United States District Court, W.D. Kentucky, Owensboro Division

December 2, 2019




         This matter is before the Court on Defendants' motion for an order striking Dr. Kyle Stiegert's second report or, in the alternative, permitting them to take a second deposition of Stiegert and file responsive reports from their own experts. [DN 149]. Fully briefed, the matter is ripe for decision. For the following reasons, Defendants' motion is DENIED IN PART AND GRANTED IN PART.

         I. Background

         Per the modified scheduling order, the parties had the following the deadlines: Plaintiffs' expert disclosures were due in July 2019, Defendants' expert disclosures were due in August 2019, and rebuttal expert disclosures were due in September 2019. [DN 135]. Plaintiffs and Defendants disclosed their expert witnesses and reports by their respective deadlines. [DN 150 at 1]. No. rebuttal reports were provided by the deadline. [Id.]. Plaintiffs emailed a second report of their expert, Stiegert, to Defendants on October 9, 2019. [DN 150-1 at 3]. Defendants received the report the day after while en route to Wisconsin to depose Stiegert, whose deposition was scheduled for the next day. [Id. at 2]. Defendants now request that the Court strike Stiegert's second report. [DN 149].
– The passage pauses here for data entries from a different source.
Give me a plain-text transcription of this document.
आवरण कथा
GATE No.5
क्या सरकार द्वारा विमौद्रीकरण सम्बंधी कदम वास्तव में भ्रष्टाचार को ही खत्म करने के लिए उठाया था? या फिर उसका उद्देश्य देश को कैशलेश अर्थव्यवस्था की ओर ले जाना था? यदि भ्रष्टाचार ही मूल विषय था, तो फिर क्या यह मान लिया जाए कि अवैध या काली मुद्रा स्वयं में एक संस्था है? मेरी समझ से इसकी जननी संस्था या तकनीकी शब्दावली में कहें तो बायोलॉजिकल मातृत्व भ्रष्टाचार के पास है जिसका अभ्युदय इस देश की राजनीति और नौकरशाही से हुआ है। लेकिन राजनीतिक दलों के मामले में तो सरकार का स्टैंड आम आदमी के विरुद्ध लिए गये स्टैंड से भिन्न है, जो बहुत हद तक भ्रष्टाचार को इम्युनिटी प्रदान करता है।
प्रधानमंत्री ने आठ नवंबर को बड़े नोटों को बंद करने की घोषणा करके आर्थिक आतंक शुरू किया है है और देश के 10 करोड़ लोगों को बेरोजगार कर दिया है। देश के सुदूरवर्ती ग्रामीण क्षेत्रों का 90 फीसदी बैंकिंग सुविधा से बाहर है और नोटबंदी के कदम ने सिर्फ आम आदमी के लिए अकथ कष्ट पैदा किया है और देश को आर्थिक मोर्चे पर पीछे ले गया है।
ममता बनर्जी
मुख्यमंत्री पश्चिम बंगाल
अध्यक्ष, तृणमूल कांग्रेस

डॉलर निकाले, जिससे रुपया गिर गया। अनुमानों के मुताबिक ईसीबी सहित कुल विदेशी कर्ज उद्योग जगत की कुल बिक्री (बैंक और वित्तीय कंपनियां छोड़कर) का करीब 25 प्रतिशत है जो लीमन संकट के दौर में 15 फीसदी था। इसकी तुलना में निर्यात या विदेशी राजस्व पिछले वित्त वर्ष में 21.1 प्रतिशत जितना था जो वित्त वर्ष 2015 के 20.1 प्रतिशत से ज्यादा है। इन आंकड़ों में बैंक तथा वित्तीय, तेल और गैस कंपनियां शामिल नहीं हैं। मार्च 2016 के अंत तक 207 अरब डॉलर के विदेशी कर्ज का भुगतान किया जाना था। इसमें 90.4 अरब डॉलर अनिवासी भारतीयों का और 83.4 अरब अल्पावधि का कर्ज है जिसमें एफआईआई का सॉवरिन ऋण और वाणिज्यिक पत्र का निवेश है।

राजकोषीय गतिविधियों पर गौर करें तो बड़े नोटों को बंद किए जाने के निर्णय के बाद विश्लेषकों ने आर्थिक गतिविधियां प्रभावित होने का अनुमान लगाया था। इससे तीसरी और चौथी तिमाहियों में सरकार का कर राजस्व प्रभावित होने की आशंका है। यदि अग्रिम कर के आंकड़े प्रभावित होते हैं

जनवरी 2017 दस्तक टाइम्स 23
         II. Legal standard

         Under the Federal Rules of Civil Procedure, each party must disclose to the other side the identity of any expert witness that the party intends to call at trial. Fed.R.Civ.P. 26(a)(2)(A). Any expert disclosures “must be accompanied by a written report . . . if the witness is retained . . . to provide expert testimony in the case. Fed.R.Civ.P. 26(a)(2)(B). A party can also provide a supplemental or rebuttal report. Fed.R.Civ.P. 26(e); Fed.R.Civ.P. 26(a)(2)(D)(ii). The disclosures must be made “at the times and in the sequence that the court orders.” Fed.R.Civ.P. 26(a)(2)(D). If a party fails to make a Rule 26(a) or (e) disclosure, then “the party is not allowed to use that information or witness to supply evidence . . . at a trial, unless the failure was substantially justified or is harmless.” Fed.R.Civ.P. 37(c)(1).

         III. Discussion

         DEFENDANTs argue that Stiegert's second report is an untimely rebuttal report. [DN 150 at 2]. They also argue that because the second report prejudices them it must be excluded. [Id.]. Plaintiffs respond that the second report is a proper supplemental report that is not prejudicial to Defendants. [DN 154 at 5-8].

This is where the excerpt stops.